Throughout the entire weekend, Pizzeria Regina will be at the open air piazza selling pizza, Stella Artois, and of course, vino, produced by The Naked Grape. This year’s festival also features a tasting tent and culinary stage sponsored by Filippo Berio Olive Oil and New England Center for Arts and Technology. While at the tasting tent, you can try several varieties of Filippo Berio olive oil using Parziale Bakery’s freshly baked bread and learn useful olive oil tricks and tips. And if you like cooking just as much as you like eating, don’t miss the culinary stage, where local chefs will be showcasing their best Italian dishes. Demonstrations and tastings will run throughout the entire weekend, so whether you attend on Saturday, Sunday, or both, you won’t miss out on any of the culinary spectacle.

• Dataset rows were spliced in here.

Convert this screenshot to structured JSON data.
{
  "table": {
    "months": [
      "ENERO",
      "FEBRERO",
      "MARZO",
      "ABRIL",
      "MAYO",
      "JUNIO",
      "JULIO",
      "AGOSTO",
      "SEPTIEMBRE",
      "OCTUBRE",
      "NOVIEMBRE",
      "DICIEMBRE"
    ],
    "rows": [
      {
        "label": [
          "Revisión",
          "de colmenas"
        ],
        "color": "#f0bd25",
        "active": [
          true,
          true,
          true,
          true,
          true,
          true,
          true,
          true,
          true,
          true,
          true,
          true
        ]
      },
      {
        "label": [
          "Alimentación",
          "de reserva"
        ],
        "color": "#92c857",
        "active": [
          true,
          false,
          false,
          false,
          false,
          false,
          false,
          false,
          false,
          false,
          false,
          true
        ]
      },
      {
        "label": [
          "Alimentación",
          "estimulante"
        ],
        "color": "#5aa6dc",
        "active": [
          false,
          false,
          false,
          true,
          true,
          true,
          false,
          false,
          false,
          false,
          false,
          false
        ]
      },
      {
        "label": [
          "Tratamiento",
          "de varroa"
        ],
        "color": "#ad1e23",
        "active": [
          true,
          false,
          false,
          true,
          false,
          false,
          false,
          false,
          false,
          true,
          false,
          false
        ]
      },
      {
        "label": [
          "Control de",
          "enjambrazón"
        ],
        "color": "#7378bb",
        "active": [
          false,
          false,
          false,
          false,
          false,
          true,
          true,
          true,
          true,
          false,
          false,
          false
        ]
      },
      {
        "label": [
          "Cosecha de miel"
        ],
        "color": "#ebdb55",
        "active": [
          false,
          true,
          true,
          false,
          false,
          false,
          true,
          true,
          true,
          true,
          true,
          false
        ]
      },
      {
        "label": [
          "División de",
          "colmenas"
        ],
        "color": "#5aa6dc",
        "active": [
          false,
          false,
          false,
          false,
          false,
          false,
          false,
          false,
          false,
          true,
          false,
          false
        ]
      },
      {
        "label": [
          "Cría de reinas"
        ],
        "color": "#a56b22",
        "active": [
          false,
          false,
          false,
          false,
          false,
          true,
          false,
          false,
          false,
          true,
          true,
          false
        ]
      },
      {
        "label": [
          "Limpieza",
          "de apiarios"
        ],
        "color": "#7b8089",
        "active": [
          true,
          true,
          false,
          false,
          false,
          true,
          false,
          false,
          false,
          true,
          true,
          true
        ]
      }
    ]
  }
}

Amidst this gastronomical playground, there will be live music, masses, processions, dancing, carnival games, confetti, and of course, a giant statue of Saint Anthony covered with paper streamers by the time Sunday night rolls around.

And there’s more. The party and religious devotion continue onto Monday September 1st , with the celebration of Saint Lucy, complete with celebration and music throughout the day and a nighttime feast. If you didn’t have room for a sfogliatelle (also called a lobster tail) or arancini the first two days, you have one more chance to fill yourself up with Italian deliciousness.

In summary, these back-to-back saint feasts offer great food, a lively atmosphere, and a perfect opportunity to use that Italian accent you have been working on.